By Kevin Werner, News Staff
Dialogue Partners would like to continue working with the city of Hamiltonto talk to residents about their views on city services.
But councillors wondered whether residents would want to talk to the public relations firm after a week-long series of controversies that scuttled the launch of the Our Voice Our Hamilton citizen engagement project.
“I acknowledge and apologize for our mistakes and missteps,” said Stephani Roy McCallum, managing director for the Ottawa-based Dialogue Partners. “We should not have asked ‘What is HSR? We are humbled by the voices we have received in the last seven days.”
The citizen engagement project, a 15-month-long attempt to talk to residents using social media, about how city services should fulfill their needs, had its public kickoff Jan. 7. But the project was quickly overshadowed by a series of fumbles.
The campaign offered up a Facebook page, a website, and a Twitter feed to encourage interactive conversations with residents about their use of city services.
“We heard from residents that this is a passion and interest,” said McCallum.
Late Jan. 7 during a conversation on Twitter, one of Dialogue Partner’s nine-full-time employees tweeted “What is HSR?” to a question that was posted. McCallum said the employee actually did know what HSR stood for, but “she was attempting to facilitate the conversation.
“Twitter and Facebook,” she told politicians “are not tools for a conversation on meaningful issues.”
Dialogue Partners won the city’s bid to oversee the engagement project, plus train about 25 city staff on public interaction for about $376,000. The company began its work last April, with the expectation the project would begin September 2012 to talk about infrastructure problems.

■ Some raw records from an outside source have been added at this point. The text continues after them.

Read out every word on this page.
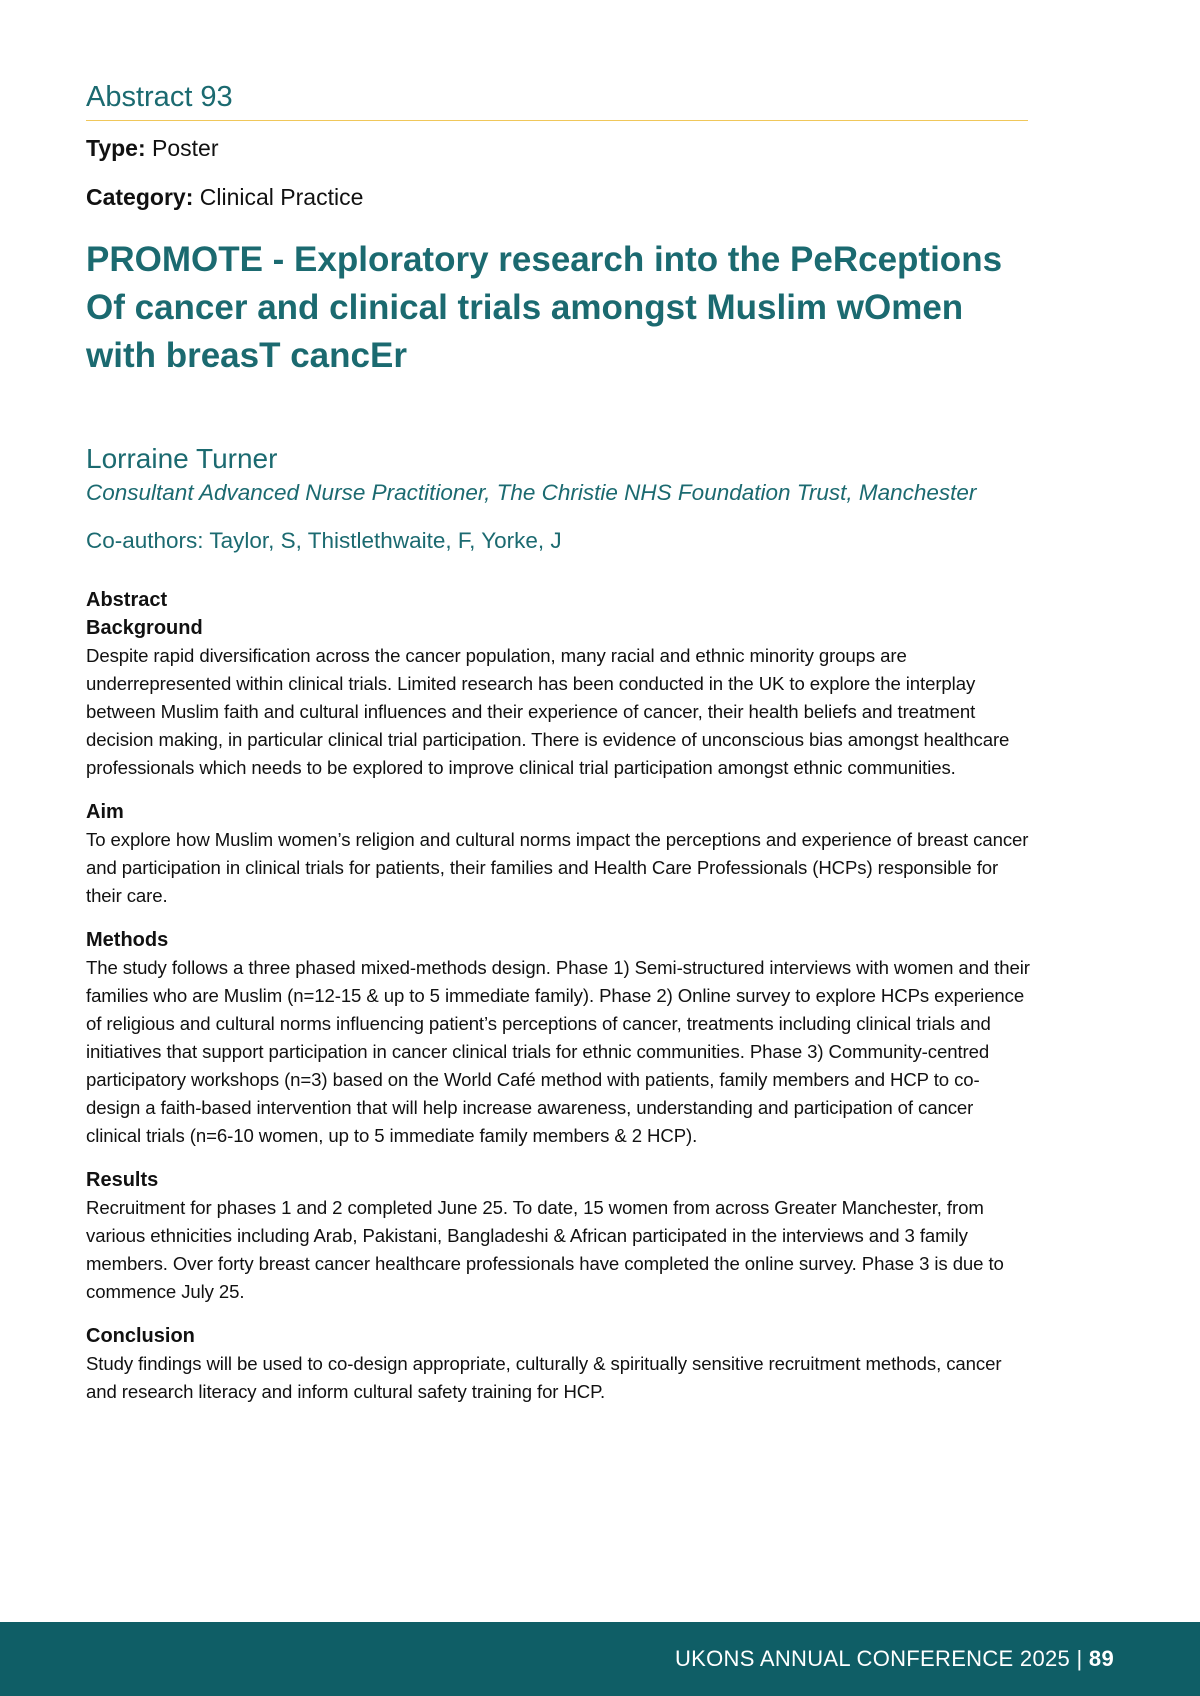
Abstract 93
Type: Poster
Category: Clinical Practice
PROMOTE - Exploratory research into the PeRceptions Of cancer and clinical trials amongst Muslim wOmen with breasT cancEr
Lorraine Turner
Consultant Advanced Nurse Practitioner, The Christie NHS Foundation Trust, Manchester
Co-authors: Taylor, S, Thistlethwaite, F, Yorke, J
Abstract
Background
Despite rapid diversification across the cancer population, many racial and ethnic minority groups are underrepresented within clinical trials. Limited research has been conducted in the UK to explore the interplay between Muslim faith and cultural influences and their experience of cancer, their health beliefs and treatment decision making, in particular clinical trial participation. There is evidence of unconscious bias amongst healthcare professionals which needs to be explored to improve clinical trial participation amongst ethnic communities.
Aim
To explore how Muslim women’s religion and cultural norms impact the perceptions and experience of breast cancer and participation in clinical trials for patients, their families and Health Care Professionals (HCPs) responsible for their care.
Methods
The study follows a three phased mixed-methods design. Phase 1) Semi-structured interviews with women and their families who are Muslim (n=12-15 & up to 5 immediate family). Phase 2) Online survey to explore HCPs experience of religious and cultural norms influencing patient’s perceptions of cancer, treatments including clinical trials and initiatives that support participation in cancer clinical trials for ethnic communities. Phase 3) Community-centred participatory workshops (n=3) based on the World Café method with patients, family members and HCP to co-design a faith-based intervention that will help increase awareness, understanding and participation of cancer clinical trials (n=6-10 women, up to 5 immediate family members & 2 HCP).
Results
Recruitment for phases 1 and 2 completed June 25. To date, 15 women from across Greater Manchester, from various ethnicities including Arab, Pakistani, Bangladeshi & African participated in the interviews and 3 family members. Over forty breast cancer healthcare professionals have completed the online survey. Phase 3 is due to commence July 25.
Conclusion
Study findings will be used to co-design appropriate, culturally & spiritually sensitive recruitment methods, cancer and research literacy and inform cultural safety training for HCP.
UKONS ANNUAL CONFERENCE 2025 | 89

But city officials delayed the launch to January, 2013, to include all city services.
The resulting “What is HSR?” comment, though, consumed the rest of the postings that evening, leading to criticism that Dialogue Partners didn’t know anything about Hamilton. That view was reinforced a day later when photos of other Hamilton municipalities, such as in Hamilton, Ohio, were posted on Pinterest.
Further complicating the issue was negative stories from the local media about the mistakes, and a virus that was inserted within the Our Voice Our Hamilton website, said McCallum. She suggested that some social media users were trying to sabotage the company’s engagement process.

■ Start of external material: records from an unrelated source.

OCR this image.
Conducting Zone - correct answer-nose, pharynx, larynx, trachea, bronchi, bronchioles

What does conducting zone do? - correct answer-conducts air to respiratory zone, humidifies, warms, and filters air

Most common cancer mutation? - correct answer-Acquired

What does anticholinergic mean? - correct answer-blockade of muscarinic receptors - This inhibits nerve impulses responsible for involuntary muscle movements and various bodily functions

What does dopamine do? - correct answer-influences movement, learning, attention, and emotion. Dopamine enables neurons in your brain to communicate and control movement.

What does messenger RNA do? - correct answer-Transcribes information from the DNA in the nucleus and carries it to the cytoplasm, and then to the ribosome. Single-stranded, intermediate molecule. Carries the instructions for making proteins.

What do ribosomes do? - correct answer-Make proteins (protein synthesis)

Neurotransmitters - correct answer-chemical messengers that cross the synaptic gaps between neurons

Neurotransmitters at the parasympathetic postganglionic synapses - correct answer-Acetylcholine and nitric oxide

She said a small group of people “bullied” other Twitter users who offered support for the company.
“Some of the loud voices drowned out the other views,” she said.

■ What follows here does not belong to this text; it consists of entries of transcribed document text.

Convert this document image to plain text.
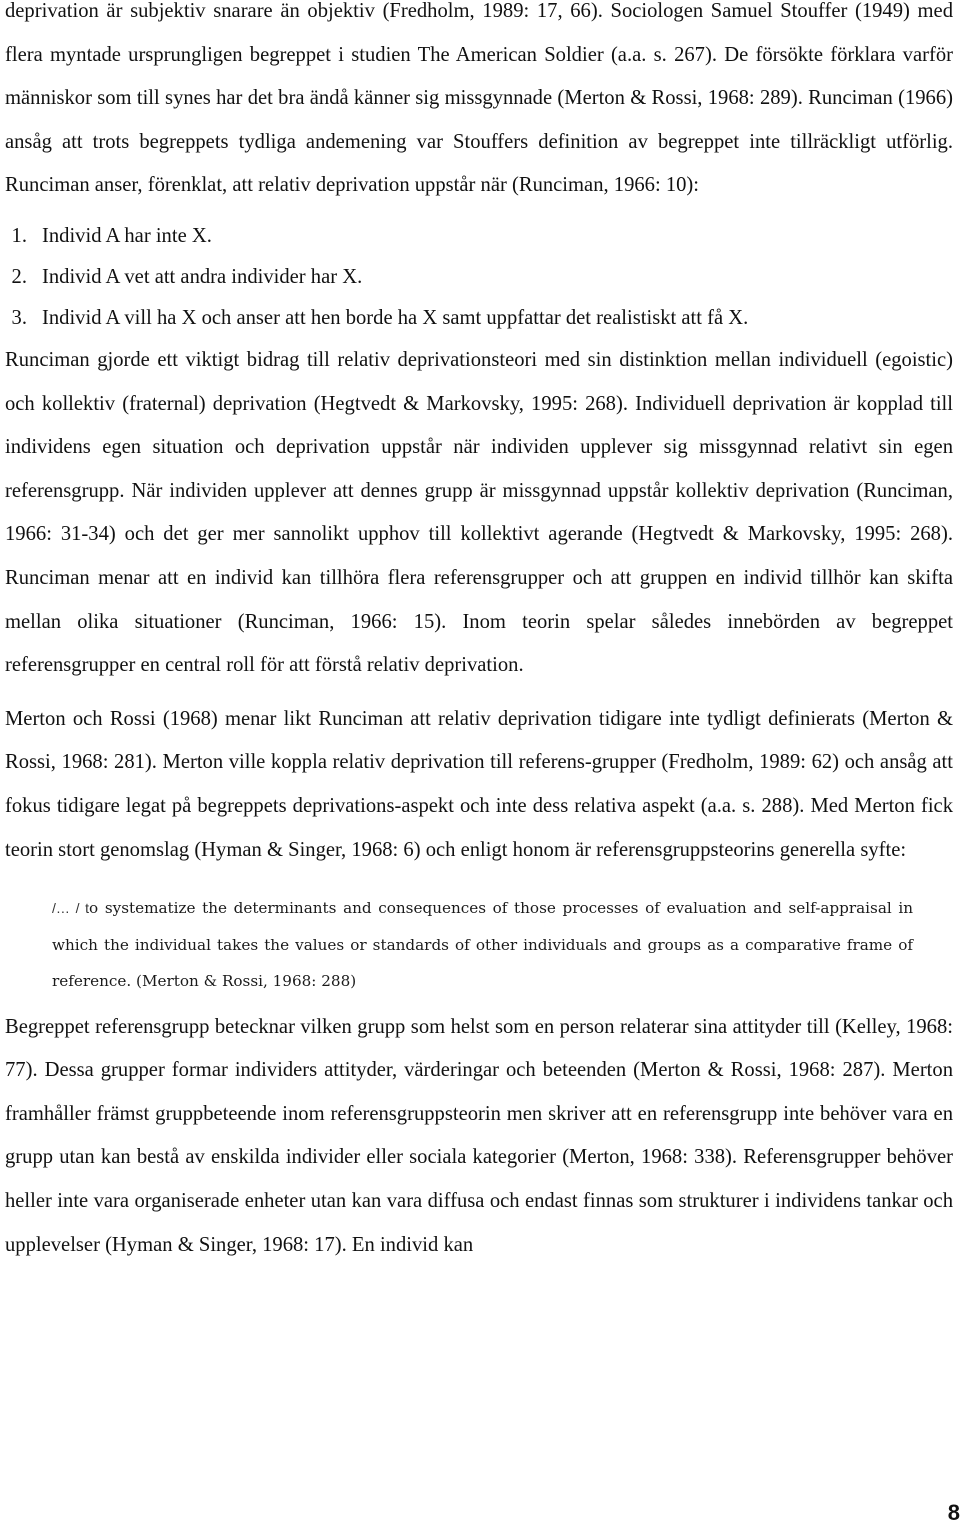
deprivation är subjektiv snarare än objektiv (Fredholm, 1989: 17, 66). Sociologen Samuel Stouffer (1949) med flera myntade ursprungligen begreppet i studien The American Soldier (a.a. s. 267). De försökte förklara varför människor som till synes har det bra ändå känner sig missgynnade (Merton & Rossi, 1968: 289). Runciman (1966) ansåg att trots begreppets tydliga andemening var Stouffers definition av begreppet inte tillräckligt utförlig. Runciman anser, förenklat, att relativ deprivation uppstår när (Runciman, 1966: 10):

1 . Individ A har inte X.
2 . Individ A vet att andra individer har X.
3 . Individ A vill ha X och anser att hen borde ha X samt uppfattar det realistiskt att få X.

Runciman gjorde ett viktigt bidrag till relativ deprivationsteori med sin distinktion mellan individuell (egoistic) och kollektiv (fraternal) deprivation (Hegtvedt & Markovsky, 1995: 268). Individuell deprivation är kopplad till individens egen situation och deprivation uppstår när individen upplever sig missgynnad relativt sin egen referensgrupp. När individen upplever att dennes grupp är missgynnad uppstår kollektiv deprivation (Runciman, 1966: 31-34) och det ger mer sannolikt upphov till kollektivt agerande (Hegtvedt & Markovsky, 1995: 268). Runciman menar att en individ kan tillhöra flera referensgrupper och att gruppen en individ tillhör kan skifta mellan olika situationer (Runciman, 1966: 15). Inom teorin spelar således innebörden av begreppet referensgrupper en central roll för att förstå relativ deprivation.

Merton och Rossi (1968) menar likt Runciman att relativ deprivation tidigare inte tydligt definierats (Merton & Rossi, 1968: 281). Merton ville koppla relativ deprivation till referens-grupper (Fredholm, 1989: 62) och ansåg att fokus tidigare legat på begreppets deprivations-aspekt och inte dess relativa aspekt (a.a. s. 288). Med Merton fick teorin stort genomslag (Hyman & Singer, 1968: 6) och enligt honom är referensgruppsteorins generella syfte:

/… / to systematize the determinants and consequences of those processes of evaluation and self-appraisal in which the individual takes the values or standards of other individuals and groups as a comparative frame of reference. (Merton & Rossi, 1968: 288)

Begreppet referensgrupp betecknar vilken grupp som helst som en person relaterar sina attityder till (Kelley, 1968: 77). Dessa grupper formar individers attityder, värderingar och beteenden (Merton & Rossi, 1968: 287). Merton framhåller främst gruppbeteende inom referensgruppsteorin men skriver att en referensgrupp inte behöver vara en grupp utan kan bestå av enskilda individer eller sociala kategorier (Merton, 1968: 338). Referensgrupper behöver heller inte vara organiserade enheter utan kan vara diffusa och endast finnas som strukturer i individens tankar och upplevelser (Hyman & Singer, 1968: 17). En individ kan

8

The situation continued to go downhill when on Jan. 9, Dialogue Partners agreed to a suggestion from City Manager Chris Murray to take down the website for “offensive and inaccurate comments” and to not respond to media requests. It was a decision, said McCallum that she didn’t agree.
McCallum, who has also facilitated citizen engagement processes inCalgary, and Edmonton, over such issues as nuclear waste, health care and colonialism, told councillors the best approach was to “step into the conversation 150 per cent” rather than keep silent.
“We offered that to the city,” said McCallum, adding she did “respected” the city’s decision not to respond to media inquiries.”
Murraysaid he made the decision to take down the website, cancel the Jan. 13 public meeting on the project on the Mountain, and requested the company remain silent.
“I had some serious concerns of the website,” he said. “I didn’t want to allow the issue to perpetuate.”
Dialogue Partners’ silence was broken Jan. 10 when McCallum issued a lengthy apology and explanation on what occurred. McCallum continued her apology when she appeared before councillors Jan. 14.
McCallum endured a long and intense question period from politicians, who repeatedly asked who posted the wrong photos on the website, and Pinterest board.
“I do not know,” said McCallum.
Ward 4 councillor Sam Merulla, who during the controversy said the company has lost its creditably with residents, continued to push for the city to break the contract with Dialogue Partners.
“Trust has played a critical role,” he said. “People no longer want to engage (with the company) in the process.”
In answer to a question from Mountain councillor Tom Jackson, McCallum said she would be willing to look at a new contract with the city.
“I’m always open to a conversation,” she said.
Still, after a long in-camera meeting, councillors will wait until the Jan. 23 council meeting before deciding if they should end Dialogue Partner’s contract. City staff is expected to provide a recommendation to politicians for review.